La sclérose en plaques (SEP) est une maladie à long terme dans laquelle le système immunitaire attaque par erreur la couche protectrice autour des cellules nerveuses, connue sous le nom de gaine de myéline. Cela entraîne des lésions nerveuses et une aggravation du handicap. Les traitements actuels, comme les immunosuppresseurs, contribuent à réduire ces attaques nocives mais affaiblissent également le système immunitaire global, laissant les patients vulnérables aux infections et au cancer. Les scientifiques explorent désormais une thérapie plus ciblée utilisant des cellules immunitaires spéciales, appelées cellules dendritiques tolérogènes (tolDC), provenant des mêmes patients.
Les TolDC peuvent rétablir l’équilibre immunitaire sans affecter les défenses naturelles de l’organisme. Cependant, comme la SEP se caractérise précisément par un dysfonctionnement du système immunitaire, l’efficacité de ces cellules pour l’autotransplantation pourrait être compromise. Il est donc essentiel de mieux comprendre comment la maladie affecte le matériel de départ de cette thérapie cellulaire avant de pouvoir l’appliquer.
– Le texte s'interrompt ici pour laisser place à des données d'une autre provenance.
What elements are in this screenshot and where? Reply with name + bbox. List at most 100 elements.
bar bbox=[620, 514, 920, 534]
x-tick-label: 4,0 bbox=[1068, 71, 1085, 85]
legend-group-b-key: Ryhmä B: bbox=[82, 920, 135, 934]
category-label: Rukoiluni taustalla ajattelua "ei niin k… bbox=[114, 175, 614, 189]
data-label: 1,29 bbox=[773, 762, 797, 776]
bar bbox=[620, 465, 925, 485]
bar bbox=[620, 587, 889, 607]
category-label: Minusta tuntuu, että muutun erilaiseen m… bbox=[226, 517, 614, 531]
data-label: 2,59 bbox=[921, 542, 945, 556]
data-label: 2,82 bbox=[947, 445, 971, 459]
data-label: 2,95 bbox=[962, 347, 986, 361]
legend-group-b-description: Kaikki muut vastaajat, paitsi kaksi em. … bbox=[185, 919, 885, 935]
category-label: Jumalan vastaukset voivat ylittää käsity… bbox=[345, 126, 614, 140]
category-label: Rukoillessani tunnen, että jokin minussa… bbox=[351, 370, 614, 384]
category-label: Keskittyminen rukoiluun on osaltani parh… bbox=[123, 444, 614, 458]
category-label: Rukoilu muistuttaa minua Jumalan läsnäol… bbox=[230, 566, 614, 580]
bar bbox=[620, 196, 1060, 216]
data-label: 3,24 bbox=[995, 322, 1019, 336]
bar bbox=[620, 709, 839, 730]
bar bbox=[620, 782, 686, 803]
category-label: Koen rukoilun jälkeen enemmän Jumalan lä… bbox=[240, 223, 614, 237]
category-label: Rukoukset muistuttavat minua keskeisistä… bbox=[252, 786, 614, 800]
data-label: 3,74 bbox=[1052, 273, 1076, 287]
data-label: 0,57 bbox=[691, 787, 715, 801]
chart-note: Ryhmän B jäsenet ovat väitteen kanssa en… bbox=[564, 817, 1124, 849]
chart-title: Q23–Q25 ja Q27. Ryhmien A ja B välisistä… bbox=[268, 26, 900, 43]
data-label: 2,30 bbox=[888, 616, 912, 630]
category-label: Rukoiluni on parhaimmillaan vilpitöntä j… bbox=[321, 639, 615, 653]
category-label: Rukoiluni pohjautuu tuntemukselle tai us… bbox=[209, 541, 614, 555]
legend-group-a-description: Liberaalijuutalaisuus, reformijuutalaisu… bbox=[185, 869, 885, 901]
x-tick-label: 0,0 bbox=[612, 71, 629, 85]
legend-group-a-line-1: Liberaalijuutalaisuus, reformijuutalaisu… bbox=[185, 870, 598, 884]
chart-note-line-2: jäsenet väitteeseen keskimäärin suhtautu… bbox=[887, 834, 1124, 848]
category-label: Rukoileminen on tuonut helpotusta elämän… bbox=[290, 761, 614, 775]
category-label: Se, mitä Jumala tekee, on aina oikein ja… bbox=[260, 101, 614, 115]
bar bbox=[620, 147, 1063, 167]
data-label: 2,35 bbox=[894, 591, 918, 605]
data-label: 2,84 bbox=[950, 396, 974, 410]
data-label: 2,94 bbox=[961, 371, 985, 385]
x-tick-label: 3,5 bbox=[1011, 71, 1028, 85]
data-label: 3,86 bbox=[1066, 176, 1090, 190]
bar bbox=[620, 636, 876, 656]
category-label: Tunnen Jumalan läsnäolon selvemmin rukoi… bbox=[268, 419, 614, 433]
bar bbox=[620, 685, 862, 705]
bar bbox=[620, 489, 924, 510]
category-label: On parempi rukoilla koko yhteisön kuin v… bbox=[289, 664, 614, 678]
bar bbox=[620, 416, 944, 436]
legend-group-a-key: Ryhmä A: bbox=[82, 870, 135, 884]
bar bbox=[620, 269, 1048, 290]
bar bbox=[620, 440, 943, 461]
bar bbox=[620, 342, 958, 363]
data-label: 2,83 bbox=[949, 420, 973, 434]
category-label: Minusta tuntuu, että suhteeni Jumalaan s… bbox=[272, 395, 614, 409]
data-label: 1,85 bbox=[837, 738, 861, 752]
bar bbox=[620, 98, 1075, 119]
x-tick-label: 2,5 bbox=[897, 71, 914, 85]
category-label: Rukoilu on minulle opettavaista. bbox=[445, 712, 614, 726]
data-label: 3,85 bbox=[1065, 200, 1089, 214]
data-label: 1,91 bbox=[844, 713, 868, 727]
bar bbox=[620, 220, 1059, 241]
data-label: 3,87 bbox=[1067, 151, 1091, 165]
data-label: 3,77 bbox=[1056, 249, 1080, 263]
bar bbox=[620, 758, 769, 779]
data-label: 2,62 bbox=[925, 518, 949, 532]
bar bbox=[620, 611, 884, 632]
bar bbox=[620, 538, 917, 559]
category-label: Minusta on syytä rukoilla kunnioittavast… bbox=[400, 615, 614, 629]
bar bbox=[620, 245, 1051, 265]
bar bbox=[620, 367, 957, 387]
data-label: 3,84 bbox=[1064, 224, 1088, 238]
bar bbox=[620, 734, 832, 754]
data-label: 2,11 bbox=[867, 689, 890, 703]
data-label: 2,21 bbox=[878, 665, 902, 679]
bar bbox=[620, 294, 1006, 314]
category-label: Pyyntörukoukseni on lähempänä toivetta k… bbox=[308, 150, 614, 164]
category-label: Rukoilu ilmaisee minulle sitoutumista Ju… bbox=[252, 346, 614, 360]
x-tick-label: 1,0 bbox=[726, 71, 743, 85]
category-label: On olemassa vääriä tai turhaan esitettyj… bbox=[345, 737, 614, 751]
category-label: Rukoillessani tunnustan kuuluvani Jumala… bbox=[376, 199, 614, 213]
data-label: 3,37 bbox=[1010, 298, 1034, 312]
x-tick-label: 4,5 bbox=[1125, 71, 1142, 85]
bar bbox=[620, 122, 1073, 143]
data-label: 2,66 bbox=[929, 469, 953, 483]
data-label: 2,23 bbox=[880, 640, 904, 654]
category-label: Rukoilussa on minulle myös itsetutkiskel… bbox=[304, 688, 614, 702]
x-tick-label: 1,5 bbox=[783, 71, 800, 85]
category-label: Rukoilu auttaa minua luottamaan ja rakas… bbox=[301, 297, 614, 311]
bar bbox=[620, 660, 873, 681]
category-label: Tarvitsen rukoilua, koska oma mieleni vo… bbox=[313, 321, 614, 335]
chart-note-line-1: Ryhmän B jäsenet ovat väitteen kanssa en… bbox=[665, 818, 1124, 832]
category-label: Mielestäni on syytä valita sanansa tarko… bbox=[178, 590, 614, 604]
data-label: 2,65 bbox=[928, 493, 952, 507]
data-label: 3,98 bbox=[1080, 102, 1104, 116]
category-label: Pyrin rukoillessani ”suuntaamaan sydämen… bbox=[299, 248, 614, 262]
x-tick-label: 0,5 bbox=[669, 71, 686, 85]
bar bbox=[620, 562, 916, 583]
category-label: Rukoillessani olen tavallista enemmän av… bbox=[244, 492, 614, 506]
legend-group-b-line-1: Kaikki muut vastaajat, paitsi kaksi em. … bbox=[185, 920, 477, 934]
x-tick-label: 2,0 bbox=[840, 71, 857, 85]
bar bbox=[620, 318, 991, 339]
Dans cette étude, publiée au prestigieux Journal d'investigation cliniqueles chercheurs ont examiné les monocytes CD14+, les cellules dendritiques matures (mDC) et les cellules dendritiques tolérogènes traitées à la vitamine D3 (VitD3-tolDC) provenant de patients atteints de SEP n'ayant pas encore reçu de traitement, ainsi que d'individus en bonne santé. Les essais cliniques (NCT02618902 et NCT02903537), dirigés en Espagne par le Dr Cristina Ramo-Tello et le Dr Eva Martínez Cáceres (Institut de recherche allemand Trias i Pujol), visent à évaluer l'efficacité des VitD3-tolDC, chargés de myéline. des antigènes pour aider à « apprendre » au système immunitaire à cesser d’attaquer le système nerveux. Cette approche est révolutionnaire car elle utilise les propres cellules immunitaires du patient, modifiées pour induire une tolérance immunitaire, dans le but de traiter la nature auto-immune de la SEP.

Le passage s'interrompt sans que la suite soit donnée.